Дверь за ними закрылась так же бесшумно, как и открывалась, и помещение залил неяркий голубоватый свет. Инквизитор Вайтария щелкнула пальцами, и прямо из металлического пола плавно сформировались пара изящных диванов, стол с богатым набором яств и явно пахнущий лхо кальян. Как будто этого было мало, на одной из стен проявилась пикт-запись каких-то переплетающихся телами обнаженных ксеносов, похожих и одновременно непохожих на ненавистных человечеству эльдар, разве что конечностей у них было побольше, а о симметрии создавшая их природа понятия не имела.

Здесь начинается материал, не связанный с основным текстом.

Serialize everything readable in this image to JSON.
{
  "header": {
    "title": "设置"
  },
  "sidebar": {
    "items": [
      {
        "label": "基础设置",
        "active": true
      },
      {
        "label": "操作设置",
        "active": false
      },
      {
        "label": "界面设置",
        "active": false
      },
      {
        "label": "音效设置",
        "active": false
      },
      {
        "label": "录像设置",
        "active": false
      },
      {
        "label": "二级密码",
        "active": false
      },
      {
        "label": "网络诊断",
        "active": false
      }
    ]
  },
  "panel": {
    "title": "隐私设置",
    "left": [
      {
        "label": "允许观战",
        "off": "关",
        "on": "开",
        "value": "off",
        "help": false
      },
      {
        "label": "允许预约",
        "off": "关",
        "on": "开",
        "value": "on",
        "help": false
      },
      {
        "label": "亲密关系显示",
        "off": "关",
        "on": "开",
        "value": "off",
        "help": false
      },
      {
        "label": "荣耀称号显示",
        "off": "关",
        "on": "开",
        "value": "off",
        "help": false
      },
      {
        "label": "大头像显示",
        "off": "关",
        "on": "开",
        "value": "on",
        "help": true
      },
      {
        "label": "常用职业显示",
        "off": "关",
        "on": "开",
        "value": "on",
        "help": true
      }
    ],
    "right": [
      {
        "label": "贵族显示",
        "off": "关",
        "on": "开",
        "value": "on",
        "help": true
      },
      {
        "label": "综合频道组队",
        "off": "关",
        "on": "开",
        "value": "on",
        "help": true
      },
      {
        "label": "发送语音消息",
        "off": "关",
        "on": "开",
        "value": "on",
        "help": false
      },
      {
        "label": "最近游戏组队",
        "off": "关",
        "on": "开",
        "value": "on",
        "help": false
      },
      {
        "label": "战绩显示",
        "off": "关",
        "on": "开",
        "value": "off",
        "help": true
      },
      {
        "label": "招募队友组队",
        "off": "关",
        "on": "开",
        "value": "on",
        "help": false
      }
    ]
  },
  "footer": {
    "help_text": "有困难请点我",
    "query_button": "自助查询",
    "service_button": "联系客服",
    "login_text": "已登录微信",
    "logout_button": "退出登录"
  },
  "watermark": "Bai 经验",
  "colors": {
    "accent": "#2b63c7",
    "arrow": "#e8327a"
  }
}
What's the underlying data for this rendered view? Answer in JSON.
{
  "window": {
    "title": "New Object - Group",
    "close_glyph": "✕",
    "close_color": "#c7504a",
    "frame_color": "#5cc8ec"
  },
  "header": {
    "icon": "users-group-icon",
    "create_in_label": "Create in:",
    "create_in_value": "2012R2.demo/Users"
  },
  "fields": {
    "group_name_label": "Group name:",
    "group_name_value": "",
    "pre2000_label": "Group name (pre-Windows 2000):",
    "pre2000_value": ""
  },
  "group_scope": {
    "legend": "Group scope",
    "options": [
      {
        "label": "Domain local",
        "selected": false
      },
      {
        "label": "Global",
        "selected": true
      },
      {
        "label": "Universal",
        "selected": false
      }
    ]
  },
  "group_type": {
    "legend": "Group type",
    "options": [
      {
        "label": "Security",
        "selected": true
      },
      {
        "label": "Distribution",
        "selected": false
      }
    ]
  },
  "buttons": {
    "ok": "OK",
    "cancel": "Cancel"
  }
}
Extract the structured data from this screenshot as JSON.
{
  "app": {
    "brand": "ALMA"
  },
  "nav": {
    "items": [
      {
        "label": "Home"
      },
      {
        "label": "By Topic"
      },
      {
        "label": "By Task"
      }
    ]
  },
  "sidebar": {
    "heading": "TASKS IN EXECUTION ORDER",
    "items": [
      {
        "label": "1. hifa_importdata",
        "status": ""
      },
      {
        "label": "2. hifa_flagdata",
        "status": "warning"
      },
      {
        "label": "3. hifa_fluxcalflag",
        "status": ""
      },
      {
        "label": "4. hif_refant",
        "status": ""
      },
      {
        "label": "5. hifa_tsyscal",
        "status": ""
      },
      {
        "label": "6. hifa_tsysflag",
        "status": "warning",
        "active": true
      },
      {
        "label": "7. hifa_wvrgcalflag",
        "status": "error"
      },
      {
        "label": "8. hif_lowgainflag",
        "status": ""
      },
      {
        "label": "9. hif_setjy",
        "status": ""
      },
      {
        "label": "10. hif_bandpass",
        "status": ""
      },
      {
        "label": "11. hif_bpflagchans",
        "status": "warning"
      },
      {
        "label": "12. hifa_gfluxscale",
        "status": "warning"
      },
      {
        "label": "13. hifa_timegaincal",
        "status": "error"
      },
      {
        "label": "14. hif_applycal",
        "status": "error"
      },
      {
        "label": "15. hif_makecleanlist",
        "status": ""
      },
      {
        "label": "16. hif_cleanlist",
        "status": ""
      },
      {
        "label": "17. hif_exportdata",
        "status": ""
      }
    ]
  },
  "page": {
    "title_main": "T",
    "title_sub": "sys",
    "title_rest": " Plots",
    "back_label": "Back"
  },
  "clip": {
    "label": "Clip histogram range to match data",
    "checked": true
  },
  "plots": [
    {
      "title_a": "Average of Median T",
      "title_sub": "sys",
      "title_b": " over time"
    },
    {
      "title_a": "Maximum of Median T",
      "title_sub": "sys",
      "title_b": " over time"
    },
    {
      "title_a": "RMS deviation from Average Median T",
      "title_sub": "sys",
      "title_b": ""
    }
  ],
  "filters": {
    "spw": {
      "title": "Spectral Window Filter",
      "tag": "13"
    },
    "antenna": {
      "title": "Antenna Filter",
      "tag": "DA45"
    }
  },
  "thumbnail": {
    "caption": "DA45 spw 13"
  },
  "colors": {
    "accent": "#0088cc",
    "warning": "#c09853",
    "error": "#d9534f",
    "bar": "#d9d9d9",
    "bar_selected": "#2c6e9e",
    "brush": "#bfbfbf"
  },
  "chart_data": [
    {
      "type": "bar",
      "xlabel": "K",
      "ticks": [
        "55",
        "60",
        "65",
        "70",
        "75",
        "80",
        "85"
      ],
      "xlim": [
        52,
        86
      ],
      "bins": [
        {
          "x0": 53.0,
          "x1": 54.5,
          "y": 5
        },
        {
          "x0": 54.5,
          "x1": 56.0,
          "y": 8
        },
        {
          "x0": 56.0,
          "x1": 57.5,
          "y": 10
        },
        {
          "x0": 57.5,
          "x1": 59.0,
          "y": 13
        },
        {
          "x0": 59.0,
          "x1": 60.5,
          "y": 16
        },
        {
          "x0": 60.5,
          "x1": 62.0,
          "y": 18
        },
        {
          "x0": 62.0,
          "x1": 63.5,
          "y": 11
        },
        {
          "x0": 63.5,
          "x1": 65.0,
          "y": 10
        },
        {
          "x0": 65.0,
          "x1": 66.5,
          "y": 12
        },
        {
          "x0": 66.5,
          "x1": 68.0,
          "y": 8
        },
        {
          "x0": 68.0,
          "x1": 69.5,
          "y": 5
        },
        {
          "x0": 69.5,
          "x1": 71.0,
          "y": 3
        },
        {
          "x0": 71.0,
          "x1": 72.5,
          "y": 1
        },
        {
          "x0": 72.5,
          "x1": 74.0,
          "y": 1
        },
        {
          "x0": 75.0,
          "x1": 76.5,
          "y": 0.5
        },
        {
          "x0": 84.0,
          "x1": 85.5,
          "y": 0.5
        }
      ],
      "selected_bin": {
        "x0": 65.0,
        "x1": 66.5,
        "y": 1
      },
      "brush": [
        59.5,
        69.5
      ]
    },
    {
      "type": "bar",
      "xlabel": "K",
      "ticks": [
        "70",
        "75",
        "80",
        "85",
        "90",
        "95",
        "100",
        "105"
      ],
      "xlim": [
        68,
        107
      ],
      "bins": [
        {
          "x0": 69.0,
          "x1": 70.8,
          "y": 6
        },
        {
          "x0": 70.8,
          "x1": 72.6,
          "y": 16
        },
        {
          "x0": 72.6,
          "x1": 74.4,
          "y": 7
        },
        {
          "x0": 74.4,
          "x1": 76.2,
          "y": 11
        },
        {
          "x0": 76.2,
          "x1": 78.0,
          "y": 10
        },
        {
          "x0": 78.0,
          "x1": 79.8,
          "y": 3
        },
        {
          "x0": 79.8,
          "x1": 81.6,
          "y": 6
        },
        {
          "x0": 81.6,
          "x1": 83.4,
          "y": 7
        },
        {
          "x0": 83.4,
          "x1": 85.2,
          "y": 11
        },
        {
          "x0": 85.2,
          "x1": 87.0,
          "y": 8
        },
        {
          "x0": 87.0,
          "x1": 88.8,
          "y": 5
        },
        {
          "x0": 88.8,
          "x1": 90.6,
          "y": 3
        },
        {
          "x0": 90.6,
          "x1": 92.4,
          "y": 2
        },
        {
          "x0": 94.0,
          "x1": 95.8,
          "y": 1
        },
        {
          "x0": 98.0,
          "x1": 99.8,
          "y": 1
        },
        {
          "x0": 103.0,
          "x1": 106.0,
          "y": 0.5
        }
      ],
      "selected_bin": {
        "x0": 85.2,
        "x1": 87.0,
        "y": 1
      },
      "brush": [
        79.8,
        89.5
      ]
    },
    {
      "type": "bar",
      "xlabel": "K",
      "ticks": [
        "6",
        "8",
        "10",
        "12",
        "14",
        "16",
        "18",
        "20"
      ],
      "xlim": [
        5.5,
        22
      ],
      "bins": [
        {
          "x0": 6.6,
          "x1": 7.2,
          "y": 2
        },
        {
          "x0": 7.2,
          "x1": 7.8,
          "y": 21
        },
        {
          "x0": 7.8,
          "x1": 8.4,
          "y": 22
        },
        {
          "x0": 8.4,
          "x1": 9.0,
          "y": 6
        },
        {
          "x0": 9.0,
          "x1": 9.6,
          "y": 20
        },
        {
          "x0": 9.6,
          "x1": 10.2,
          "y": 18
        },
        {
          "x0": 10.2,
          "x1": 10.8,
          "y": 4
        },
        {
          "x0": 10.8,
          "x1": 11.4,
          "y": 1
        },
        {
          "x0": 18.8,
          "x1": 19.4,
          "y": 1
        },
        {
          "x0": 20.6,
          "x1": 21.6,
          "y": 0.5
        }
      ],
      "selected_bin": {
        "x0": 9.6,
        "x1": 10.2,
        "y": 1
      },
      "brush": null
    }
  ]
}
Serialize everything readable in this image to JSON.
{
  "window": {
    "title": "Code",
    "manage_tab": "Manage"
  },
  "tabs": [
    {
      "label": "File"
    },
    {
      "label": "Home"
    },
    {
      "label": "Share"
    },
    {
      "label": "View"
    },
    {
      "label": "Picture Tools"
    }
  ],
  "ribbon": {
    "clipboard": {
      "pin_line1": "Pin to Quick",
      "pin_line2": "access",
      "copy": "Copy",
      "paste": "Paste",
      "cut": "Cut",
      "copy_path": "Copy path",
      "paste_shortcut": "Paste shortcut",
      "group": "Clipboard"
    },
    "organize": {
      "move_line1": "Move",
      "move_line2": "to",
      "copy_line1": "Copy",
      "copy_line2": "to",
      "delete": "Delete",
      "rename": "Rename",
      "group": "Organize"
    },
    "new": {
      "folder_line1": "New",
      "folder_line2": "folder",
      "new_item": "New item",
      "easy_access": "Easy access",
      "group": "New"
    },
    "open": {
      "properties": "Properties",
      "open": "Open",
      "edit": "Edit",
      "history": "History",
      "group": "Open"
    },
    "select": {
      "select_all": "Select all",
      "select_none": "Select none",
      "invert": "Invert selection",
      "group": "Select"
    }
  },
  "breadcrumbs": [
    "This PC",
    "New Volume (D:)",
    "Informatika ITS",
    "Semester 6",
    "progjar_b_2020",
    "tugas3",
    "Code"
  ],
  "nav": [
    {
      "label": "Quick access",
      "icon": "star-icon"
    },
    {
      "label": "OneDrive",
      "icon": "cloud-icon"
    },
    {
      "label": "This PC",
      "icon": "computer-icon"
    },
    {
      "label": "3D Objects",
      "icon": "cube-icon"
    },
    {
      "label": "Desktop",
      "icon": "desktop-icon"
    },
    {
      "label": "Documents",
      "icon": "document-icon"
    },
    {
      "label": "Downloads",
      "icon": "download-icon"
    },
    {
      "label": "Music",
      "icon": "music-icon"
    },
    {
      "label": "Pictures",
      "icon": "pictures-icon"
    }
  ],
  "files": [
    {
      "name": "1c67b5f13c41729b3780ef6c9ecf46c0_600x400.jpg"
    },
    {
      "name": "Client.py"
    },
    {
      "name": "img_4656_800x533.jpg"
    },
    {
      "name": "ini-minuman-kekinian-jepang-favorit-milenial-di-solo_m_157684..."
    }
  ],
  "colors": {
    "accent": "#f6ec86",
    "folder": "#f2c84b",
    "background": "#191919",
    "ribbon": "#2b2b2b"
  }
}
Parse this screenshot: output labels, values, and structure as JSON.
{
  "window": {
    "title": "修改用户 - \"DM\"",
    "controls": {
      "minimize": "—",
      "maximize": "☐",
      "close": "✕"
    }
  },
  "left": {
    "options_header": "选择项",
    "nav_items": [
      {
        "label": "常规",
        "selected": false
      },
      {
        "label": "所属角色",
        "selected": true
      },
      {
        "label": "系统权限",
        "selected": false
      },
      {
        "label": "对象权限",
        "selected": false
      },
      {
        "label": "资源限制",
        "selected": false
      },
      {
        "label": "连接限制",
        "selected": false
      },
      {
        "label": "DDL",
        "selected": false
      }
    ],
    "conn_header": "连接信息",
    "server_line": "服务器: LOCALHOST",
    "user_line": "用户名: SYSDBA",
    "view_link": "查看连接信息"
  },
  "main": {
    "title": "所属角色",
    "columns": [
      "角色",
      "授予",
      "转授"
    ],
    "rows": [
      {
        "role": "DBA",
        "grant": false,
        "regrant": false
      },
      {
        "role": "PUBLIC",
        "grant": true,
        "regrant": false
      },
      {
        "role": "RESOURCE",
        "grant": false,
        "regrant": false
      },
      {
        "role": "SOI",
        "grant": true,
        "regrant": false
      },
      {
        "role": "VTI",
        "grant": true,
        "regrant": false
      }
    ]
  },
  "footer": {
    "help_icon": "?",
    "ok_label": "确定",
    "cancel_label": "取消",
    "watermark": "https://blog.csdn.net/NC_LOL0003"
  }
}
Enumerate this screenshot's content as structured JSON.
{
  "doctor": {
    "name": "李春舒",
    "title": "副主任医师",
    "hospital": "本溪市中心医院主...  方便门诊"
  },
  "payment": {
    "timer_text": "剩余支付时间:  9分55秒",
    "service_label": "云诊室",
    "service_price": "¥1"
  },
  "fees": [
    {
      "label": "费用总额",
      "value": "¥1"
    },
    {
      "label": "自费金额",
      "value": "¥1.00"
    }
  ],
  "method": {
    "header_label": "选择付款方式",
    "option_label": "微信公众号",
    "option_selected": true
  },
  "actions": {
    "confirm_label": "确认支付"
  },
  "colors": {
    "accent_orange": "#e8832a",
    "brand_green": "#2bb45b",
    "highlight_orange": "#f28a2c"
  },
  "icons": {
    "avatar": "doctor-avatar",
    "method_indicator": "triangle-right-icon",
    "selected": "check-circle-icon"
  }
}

В довершение всего начала тихо играть музыка, окончательно расслабившая Гоззира, и он просто присел на диван, приглядываясь к угощениям.
— Итак, арбитр Гоззир, - начала инквизитор – для начала мы сделаем вот это. – И одним резким движением сорвала с его плеча аквилу, которая сразу отправилась в мусоросжигатель, появившийся вместе со столиком.
Двуглавый орел сгорел в плазменном пламени так быстро, что Ирмат даже не успел сообразить, что произошло.
— Вот, теперь мы можем быть уверенны, что говорим наедине. – На лице Лиры явно читалось облегчение.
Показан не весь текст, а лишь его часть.